Claremont McKenna College is a nationally recognized leader in training Defense Department officials and State Department personnel (including numerous ambassadors). Professor Bassam Frangieh is head of Claremont McKenna’s Arabic Department and Middle East Studies program, where he teaches tomorrow’s diplomats about the Middle East, plans study-abroad programs — and supports recognized terrorist groups, namely, Hezbollah and Hamas.
In the wake of Hamas’s election victory in 2006, Frangieh told an interviewer that he looks to Hamas with “great joy” and supports violence against Israel. Hamas’s control, he said, “might be able to produce the beginning of salvation. . . . I wonder what else would the Arabs have without Hamas and Hezbollah? Nothing. Except humiliation. I congratulate Hamas on its victory.” Meanwhile, in his academic work, he has written in favor of suicide bombing and martyrdom. In a speech at the University of Bridgeport in 2007, he said that Islam is “very democratic,” and he praised Saddam Hussein as a model leader who “wasn’t a thief” and who “really did something for his country.”
Frangieh has also made his views known through petitions, which, he says, “stem from the heart and are cast onto paper.” In 2006 he signed a pro-Hezbollah petition that was circulated along with a flyer encouraging its signatories to “Boycott Israel. . . . We are all Hizbullah now.” The petition, promoted by prominent anti-Israel, anti-American activists like Tariq Ali, Omar Barghouri, and Norman Finkelstein, demanded a boycott of Israel and encouraged Israeli academics to stop the “Zionist killing machine.” It called Hezbollah the “Lebanese Resistance” and a “legitimate” army, and praised its “heroic operations” against Israel. A 2007 petition blamed a “Zionist conspiracy” for then-senator Biden’s plan to divide Iraq into three separate autonomous regions. In 2009, Frangieh brought the Syrian ambassador, Imad Moustapha, to speak as an honored guest of the college; he had earlier instructed his students to warmly serenade Moustapha with singings from the Koran. (One student even asked, in all earnestness, what students could do to help Syria promote peace.) Syria, designated as a state sponsor of terrorism, has been governed for 40 years by a brutal dictatorial dynasty. Along with the Muslim Student Association (MSA), Frangieh also brought to campus Imam Zaid Shakir, who blamed the Fort Hood massacre on America’s easy access to guns. Yet another major guest was PLO member Sari Nusseinbeh, who during the first intifada helped terrorists avoid arrest and secure funding.

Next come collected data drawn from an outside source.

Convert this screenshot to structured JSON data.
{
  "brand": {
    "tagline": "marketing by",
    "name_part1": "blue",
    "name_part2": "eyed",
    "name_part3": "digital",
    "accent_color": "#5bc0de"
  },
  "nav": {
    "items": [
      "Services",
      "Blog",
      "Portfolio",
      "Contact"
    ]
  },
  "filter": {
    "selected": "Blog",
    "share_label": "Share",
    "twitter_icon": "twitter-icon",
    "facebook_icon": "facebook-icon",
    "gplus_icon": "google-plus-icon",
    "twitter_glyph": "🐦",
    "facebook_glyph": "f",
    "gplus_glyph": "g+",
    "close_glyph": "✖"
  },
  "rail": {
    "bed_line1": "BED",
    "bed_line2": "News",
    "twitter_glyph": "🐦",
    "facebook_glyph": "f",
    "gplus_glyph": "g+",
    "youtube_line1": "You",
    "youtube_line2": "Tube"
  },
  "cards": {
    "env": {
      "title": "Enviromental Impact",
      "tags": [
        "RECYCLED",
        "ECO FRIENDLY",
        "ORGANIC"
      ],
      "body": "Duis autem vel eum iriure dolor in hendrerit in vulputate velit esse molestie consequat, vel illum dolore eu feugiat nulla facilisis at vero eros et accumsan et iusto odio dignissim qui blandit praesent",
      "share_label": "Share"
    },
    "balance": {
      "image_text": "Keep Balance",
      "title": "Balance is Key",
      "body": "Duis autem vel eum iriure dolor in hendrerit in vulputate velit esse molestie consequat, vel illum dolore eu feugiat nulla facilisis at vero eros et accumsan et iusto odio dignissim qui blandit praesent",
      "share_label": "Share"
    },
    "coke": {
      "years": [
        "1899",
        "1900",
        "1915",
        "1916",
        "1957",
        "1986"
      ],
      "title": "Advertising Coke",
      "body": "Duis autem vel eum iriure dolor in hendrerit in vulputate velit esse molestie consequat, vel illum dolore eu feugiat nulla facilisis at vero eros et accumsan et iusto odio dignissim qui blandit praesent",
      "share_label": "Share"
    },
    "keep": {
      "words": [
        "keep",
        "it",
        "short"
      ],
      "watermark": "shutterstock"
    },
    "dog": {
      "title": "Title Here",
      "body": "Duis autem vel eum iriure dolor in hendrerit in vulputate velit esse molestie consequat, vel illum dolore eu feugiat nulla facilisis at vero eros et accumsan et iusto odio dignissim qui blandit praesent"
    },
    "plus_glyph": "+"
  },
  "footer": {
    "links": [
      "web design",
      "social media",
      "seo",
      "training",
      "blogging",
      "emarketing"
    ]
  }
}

Frangieh’s radicalism is shared by his wife, Aleta Wenger. A former State Department official who worked on the Middle Eastern desk, Ms. Wenger is currently director of Claremont’s Center for Global Education and, as such, is the public face of the college overseas. Like her husband, she takes a conspiratorial view of Israel’s military, accusing it, without evidence, of bombing universities and hospitals. She also supports the Hamas-linked Gaza flotilla movement. In a posting on the New York Times website, she wrote,
I now have a good cause to support financially, and am very happy that my fellow Americans are interested in joining the blockade movement. Now to see if I can get on that boat. As a retired U.S. foreign service officer now unleashed, I can do and say what I want. Now let’s hear all of your readers tell me how naive I am . . . but I’m telling you, I’ve truly been there and seen it all . . . go Gaza flotilla ships go!!!